New Rotavirus vaccine shows India's growing drug development promise

A syringe and vaccine vials. Photo by: Dawn / CC BY

KATHMANDU, Nepal — A new vaccine against rotavirus made by the Serum Institute of India — the world’s largest vaccine manufacturer — and tested in Niger by Médecins Sans Frontières, is being hailed as a major public health breakthrough for children.

The vaccine, called Rotasil, or BRV-PV, is 67 percent effective in preventing severe episodes of rotavirus-related diarrhea, according to results of its trial published in the New England Journal of Medicine earlier this year. That could put it ahead of existing oral vaccines, GSK’s Rotarix or Merck’s RotaTeq, which showed 49 percent efficacy in Malawi and 42 percent in Bangladesh.

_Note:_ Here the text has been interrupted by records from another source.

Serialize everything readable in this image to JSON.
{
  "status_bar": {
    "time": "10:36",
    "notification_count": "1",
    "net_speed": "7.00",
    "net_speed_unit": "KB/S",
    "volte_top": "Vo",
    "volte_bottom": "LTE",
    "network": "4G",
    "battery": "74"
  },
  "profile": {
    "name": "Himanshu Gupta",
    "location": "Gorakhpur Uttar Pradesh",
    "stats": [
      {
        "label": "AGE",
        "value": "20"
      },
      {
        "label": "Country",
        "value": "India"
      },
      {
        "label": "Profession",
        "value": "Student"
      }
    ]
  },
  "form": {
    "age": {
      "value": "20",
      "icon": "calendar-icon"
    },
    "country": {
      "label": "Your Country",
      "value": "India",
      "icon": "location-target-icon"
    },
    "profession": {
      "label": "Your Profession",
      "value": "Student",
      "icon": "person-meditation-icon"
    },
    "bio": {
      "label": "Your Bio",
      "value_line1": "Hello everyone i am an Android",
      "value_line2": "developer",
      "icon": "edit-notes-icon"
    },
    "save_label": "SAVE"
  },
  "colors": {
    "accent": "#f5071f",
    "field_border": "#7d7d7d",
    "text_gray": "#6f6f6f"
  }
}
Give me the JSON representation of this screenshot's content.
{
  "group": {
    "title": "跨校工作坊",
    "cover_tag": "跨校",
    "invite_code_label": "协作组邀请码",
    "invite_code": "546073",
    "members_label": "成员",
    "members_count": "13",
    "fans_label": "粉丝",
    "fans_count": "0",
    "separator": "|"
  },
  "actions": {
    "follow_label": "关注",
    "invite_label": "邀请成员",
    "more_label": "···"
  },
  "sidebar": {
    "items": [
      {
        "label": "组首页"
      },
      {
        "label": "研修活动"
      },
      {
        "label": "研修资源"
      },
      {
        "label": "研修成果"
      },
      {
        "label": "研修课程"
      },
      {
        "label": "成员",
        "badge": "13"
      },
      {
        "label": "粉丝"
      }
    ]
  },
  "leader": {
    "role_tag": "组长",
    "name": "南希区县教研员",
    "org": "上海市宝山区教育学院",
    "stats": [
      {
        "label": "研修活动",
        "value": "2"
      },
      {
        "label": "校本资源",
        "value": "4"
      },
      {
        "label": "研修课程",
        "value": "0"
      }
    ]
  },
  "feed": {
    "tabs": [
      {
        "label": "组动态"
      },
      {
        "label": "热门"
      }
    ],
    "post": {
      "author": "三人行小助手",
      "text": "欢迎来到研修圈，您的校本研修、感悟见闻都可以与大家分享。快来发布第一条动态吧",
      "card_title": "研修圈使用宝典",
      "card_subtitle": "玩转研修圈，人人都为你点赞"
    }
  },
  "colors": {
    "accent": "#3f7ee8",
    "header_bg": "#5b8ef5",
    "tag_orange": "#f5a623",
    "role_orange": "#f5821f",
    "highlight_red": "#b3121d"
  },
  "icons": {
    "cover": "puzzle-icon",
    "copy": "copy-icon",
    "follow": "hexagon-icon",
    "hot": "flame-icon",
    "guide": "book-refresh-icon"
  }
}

Rotasil will likely be cheaper than the two available vaccines, and it will fill a key supply gap; there is a global shortage of both these options. Also, unlike its peers, Rotasil can last up to six months in extreme heat without refrigeration.

The vaccine, which is currently under examination for acceptability by the World Health Organization, could make a significant impact in efforts to combat preventable pediatric diarrhea. Rotasil is expected to be qualified by the WHO by the end of the year, meaning it can be purchased in bulk by agencies such as UNICEF and Gavi, The Vaccine Alliance. The prequalification assessment is intended to provide assurance that vaccines meet the WHO’s recommendations on quality, safety and efficacy.

The development of Rotasil is also evidence of a growing drug development sector in India, a country previously known for remaking existing drugs in generic form. With its expertise in economical production, India’s drug industry could provide a significant boon to research on diseases that primarily affect the developing world.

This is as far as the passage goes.